Agreed. I graduated in 1997, and I think back then it was still possible to find work that made any degree from any reasonable school worth it. Liberal arts students have always had problems, but at least there were some teaching jobs available and companies were willing to take a chance on someone who wasn't a perfect fit. For example, I got a chemistry degree and used my part time tech support job to land my first "real" IT job. These days, you really have to think about it. Graduating in a field where you can find work is almost always a guaranteed win over not going, or worse not finishing. But, going to a private school and running up massive debts you can't pay back to get a degree that isn't marketable is an even worse decision than it once was, given the vast sums of money involved.
Just like the tech boom we're seeing now, I think the "everyone needs to be in college" boom will calm down somewhat. Tuition can't go up forever, and if people aren't getting an ROI they won't pay for it anymore. Being a state school grad, I've always wondered whether the Ivy League connections network you buy for your $50K+ per year is actually worth it. I know that's where all the investment bankers, big law firm partners and management consultants come from, but are you guaranteed success with a Harvard, Yale or whatever diploma? I don't think that's the case.

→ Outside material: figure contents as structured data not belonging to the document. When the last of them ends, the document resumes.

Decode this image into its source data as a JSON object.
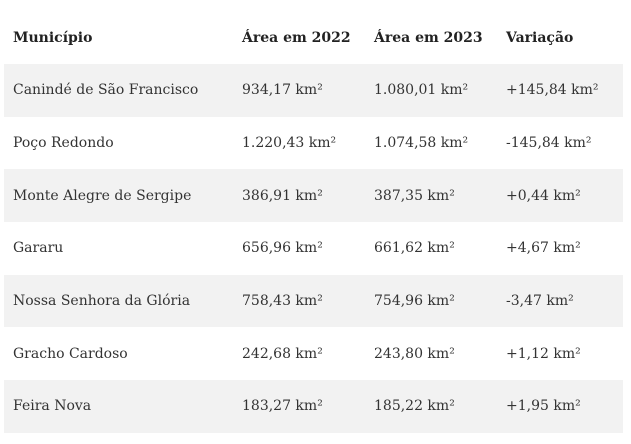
{
  "table": {
    "headers": [
      "Município",
      "Área em 2022",
      "Área em 2023",
      "Variação"
    ],
    "rows": [
      [
        "Canindé de São Francisco",
        "934,17 km²",
        "1.080,01 km²",
        "+145,84 km²"
      ],
      [
        "Poço Redondo",
        "1.220,43 km²",
        "1.074,58 km²",
        "-145,84 km²"
      ],
      [
        "Monte Alegre de Sergipe",
        "386,91 km²",
        "387,35 km²",
        "+0,44 km²"
      ],
      [
        "Gararu",
        "656,96 km²",
        "661,62 km²",
        "+4,67 km²"
      ],
      [
        "Nossa Senhora da Glória",
        "758,43 km²",
        "754,96 km²",
        "-3,47 km²"
      ],
      [
        "Gracho Cardoso",
        "242,68 km²",
        "243,80 km²",
        "+1,12 km²"
      ],
      [
        "Feira Nova",
        "183,27 km²",
        "185,22 km²",
        "+1,95 km²"
      ]
    ]
  },
  "colors": {
    "stripe": "#f2f2f2",
    "background": "#ffffff",
    "text": "#333333"
  }
}
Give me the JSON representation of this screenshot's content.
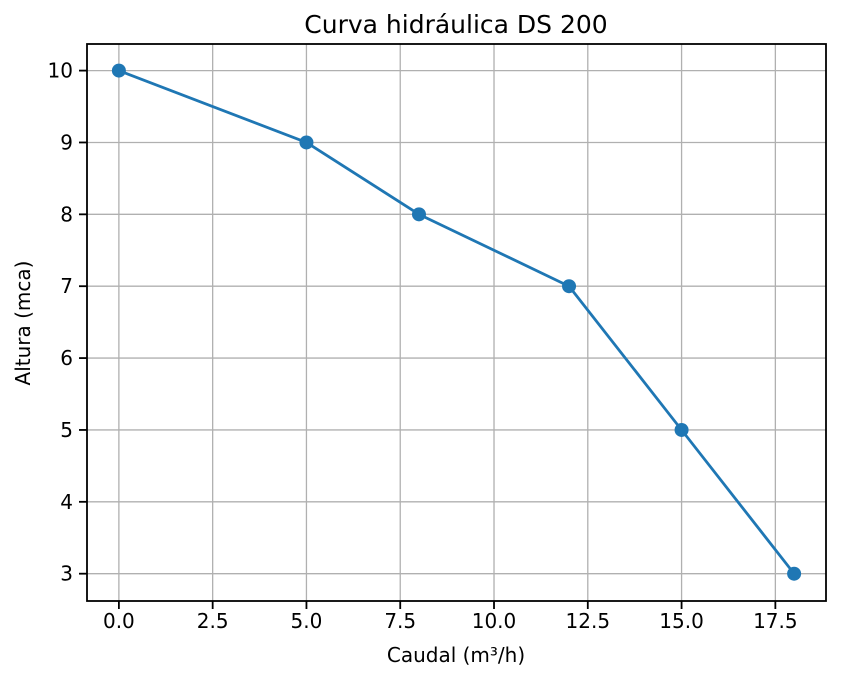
{
  "chart_data": {
    "type": "line",
    "title": "Curva hidráulica DS 200",
    "xlabel": "Caudal (m³/h)",
    "ylabel": "Altura (mca)",
    "x": [
      0,
      5,
      8,
      12,
      15,
      18
    ],
    "y": [
      10,
      9,
      8,
      7,
      5,
      3
    ],
    "xticks": [
      {
        "value": 0,
        "label": "0.0"
      },
      {
        "value": 2.5,
        "label": "2.5"
      },
      {
        "value": 5,
        "label": "5.0"
      },
      {
        "value": 7.5,
        "label": "7.5"
      },
      {
        "value": 10,
        "label": "10.0"
      },
      {
        "value": 12.5,
        "label": "12.5"
      },
      {
        "value": 15,
        "label": "15.0"
      },
      {
        "value": 17.5,
        "label": "17.5"
      }
    ],
    "yticks": [
      {
        "value": 3,
        "label": "3"
      },
      {
        "value": 4,
        "label": "4"
      },
      {
        "value": 5,
        "label": "5"
      },
      {
        "value": 6,
        "label": "6"
      },
      {
        "value": 7,
        "label": "7"
      },
      {
        "value": 8,
        "label": "8"
      },
      {
        "value": 9,
        "label": "9"
      },
      {
        "value": 10,
        "label": "10"
      }
    ],
    "xlim": [
      -0.85,
      18.85
    ],
    "ylim": [
      2.62,
      10.37
    ],
    "grid": true,
    "legend": "none",
    "marker": "circle",
    "style": {
      "line_color": "#1f77b4",
      "marker_color": "#1f77b4",
      "grid_color": "#b0b0b0",
      "spine_color": "#000000",
      "tick_color": "#000000",
      "text_color": "#000000",
      "background": "#ffffff"
    }
  }
}
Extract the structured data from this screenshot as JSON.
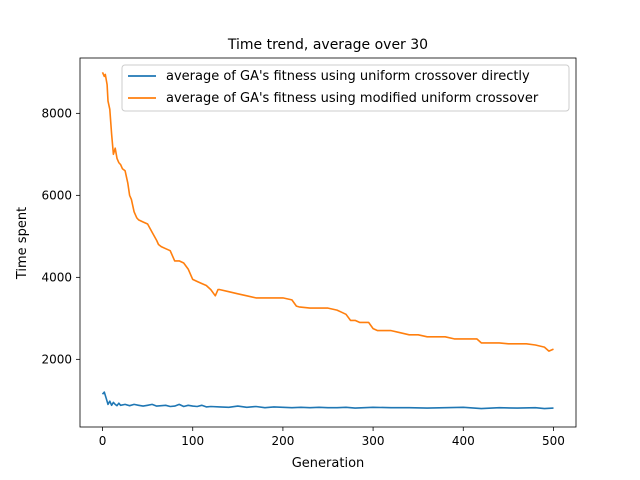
{
  "colors": {
    "series_1": "#1f77b4",
    "series_2": "#ff7f0e",
    "axis": "#000000",
    "legend_border": "#cccccc"
  },
  "chart_data": {
    "type": "line",
    "title": "Time trend, average over 30",
    "xlabel": "Generation",
    "ylabel": "Time spent",
    "xlim": [
      -25,
      525
    ],
    "ylim": [
      350,
      9350
    ],
    "x_ticks": [
      0,
      100,
      200,
      300,
      400,
      500
    ],
    "y_ticks": [
      2000,
      4000,
      6000,
      8000
    ],
    "grid": false,
    "legend_position": "top-right",
    "series": [
      {
        "name": "average of GA's fitness using uniform crossover directly",
        "color": "#1f77b4",
        "x": [
          0,
          2,
          4,
          6,
          8,
          10,
          12,
          14,
          16,
          18,
          20,
          25,
          30,
          35,
          40,
          45,
          50,
          55,
          60,
          65,
          70,
          75,
          80,
          85,
          90,
          95,
          100,
          105,
          110,
          115,
          120,
          130,
          140,
          150,
          160,
          170,
          180,
          190,
          200,
          210,
          220,
          230,
          240,
          250,
          260,
          270,
          280,
          290,
          300,
          320,
          340,
          360,
          380,
          400,
          420,
          440,
          460,
          480,
          490,
          500
        ],
        "y": [
          1150,
          1200,
          1050,
          900,
          980,
          880,
          950,
          900,
          870,
          930,
          880,
          900,
          870,
          900,
          880,
          860,
          880,
          900,
          860,
          870,
          880,
          850,
          860,
          900,
          850,
          880,
          860,
          850,
          880,
          840,
          850,
          840,
          830,
          860,
          830,
          850,
          820,
          840,
          830,
          820,
          830,
          820,
          830,
          820,
          820,
          830,
          810,
          820,
          830,
          820,
          820,
          810,
          820,
          830,
          800,
          820,
          810,
          820,
          800,
          810
        ]
      },
      {
        "name": "average of GA's fitness using modified uniform crossover",
        "color": "#ff7f0e",
        "x": [
          0,
          2,
          3,
          5,
          6,
          8,
          10,
          12,
          14,
          16,
          18,
          20,
          22,
          25,
          28,
          30,
          32,
          35,
          38,
          40,
          45,
          50,
          55,
          60,
          62,
          65,
          70,
          75,
          80,
          85,
          90,
          95,
          100,
          105,
          110,
          115,
          120,
          125,
          128,
          130,
          140,
          150,
          160,
          170,
          180,
          190,
          200,
          210,
          215,
          218,
          230,
          240,
          250,
          260,
          265,
          270,
          275,
          280,
          285,
          295,
          300,
          305,
          310,
          320,
          330,
          340,
          350,
          360,
          370,
          380,
          390,
          400,
          410,
          415,
          420,
          430,
          440,
          450,
          460,
          470,
          480,
          490,
          495,
          500
        ],
        "y": [
          9000,
          8900,
          8950,
          8700,
          8300,
          8100,
          7500,
          7000,
          7150,
          6900,
          6800,
          6750,
          6650,
          6600,
          6300,
          6000,
          5900,
          5600,
          5450,
          5400,
          5350,
          5300,
          5100,
          4900,
          4800,
          4750,
          4700,
          4650,
          4400,
          4400,
          4350,
          4200,
          3950,
          3900,
          3850,
          3800,
          3700,
          3550,
          3700,
          3700,
          3650,
          3600,
          3550,
          3500,
          3500,
          3500,
          3500,
          3450,
          3300,
          3280,
          3250,
          3250,
          3250,
          3200,
          3150,
          3100,
          2950,
          2950,
          2900,
          2900,
          2750,
          2700,
          2700,
          2700,
          2650,
          2600,
          2600,
          2550,
          2550,
          2550,
          2500,
          2500,
          2500,
          2500,
          2400,
          2400,
          2400,
          2380,
          2380,
          2380,
          2350,
          2300,
          2200,
          2250
        ]
      }
    ]
  }
}
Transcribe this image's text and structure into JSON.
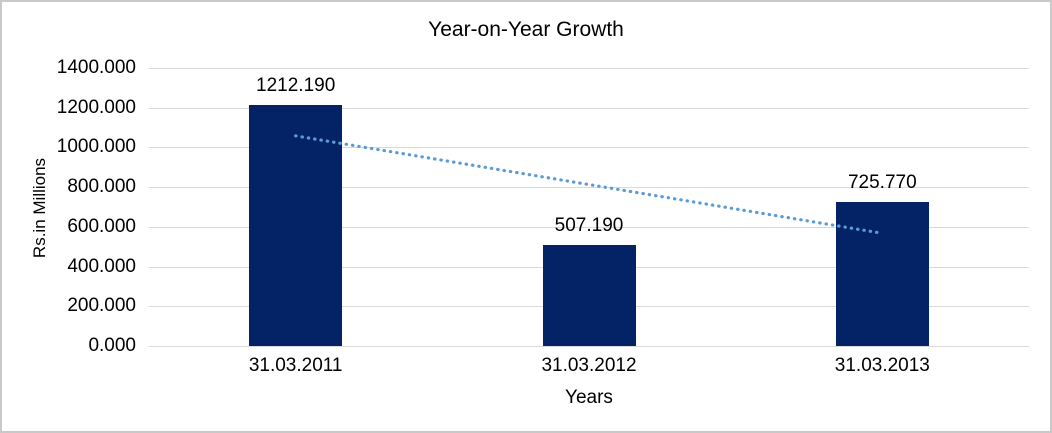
{
  "chart_data": {
    "type": "bar",
    "title": "Year-on-Year Growth",
    "xlabel": "Years",
    "ylabel": "Rs.in Millions",
    "categories": [
      "31.03.2011",
      "31.03.2012",
      "31.03.2013"
    ],
    "values": [
      1212.19,
      507.19,
      725.77
    ],
    "value_labels": [
      "1212.190",
      "507.190",
      "725.770"
    ],
    "ylim": [
      0,
      1400
    ],
    "ytick_step": 200,
    "ytick_labels": [
      "0.000",
      "200.000",
      "400.000",
      "600.000",
      "800.000",
      "1000.000",
      "1200.000",
      "1400.000"
    ],
    "grid": "horizontal",
    "legend": "none",
    "trendline": {
      "kind": "linear-dotted",
      "start_value": 1058.3,
      "end_value": 571.8,
      "color": "#5b9bd5"
    },
    "colors": {
      "bar": "#042366",
      "gridline": "#d9d9d9",
      "text": "#000000",
      "frame_border": "#c9c9c9",
      "background": "#ffffff"
    }
  }
}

An even more extreme example is law school. The Bar Association basically gutted entry level law jobs, allowed offshoring, etc. all while opening new law schools and encouraging people to practice. Now, the only way to make any serious money as a lawyer is to work for a big law firm, and those firms only hire the top 10% of the class from the top 14 law schools in the country. So not only do you need to go to the best schools -- you need to be better than all your peers. Otherwise, you waste $250K+ and three years of your life...literally flushing it down the toilet, no recovery possible, etc. That's the worst ROI in education ever.
Believe it or not, trades are a good idea. They're not outsourceable, and if you live in a state with reasonably strong unions, commercial construction will provide a very stable living. Plus, apprentices get paid while learning. There's going to be a ton of steamfitters, carpenters, welders, etc. retiring, so anyone who isn't cut out for higher education should get in on it. You'll get a stable living...no six figure salaries without massive overtime, but no feast or famine either.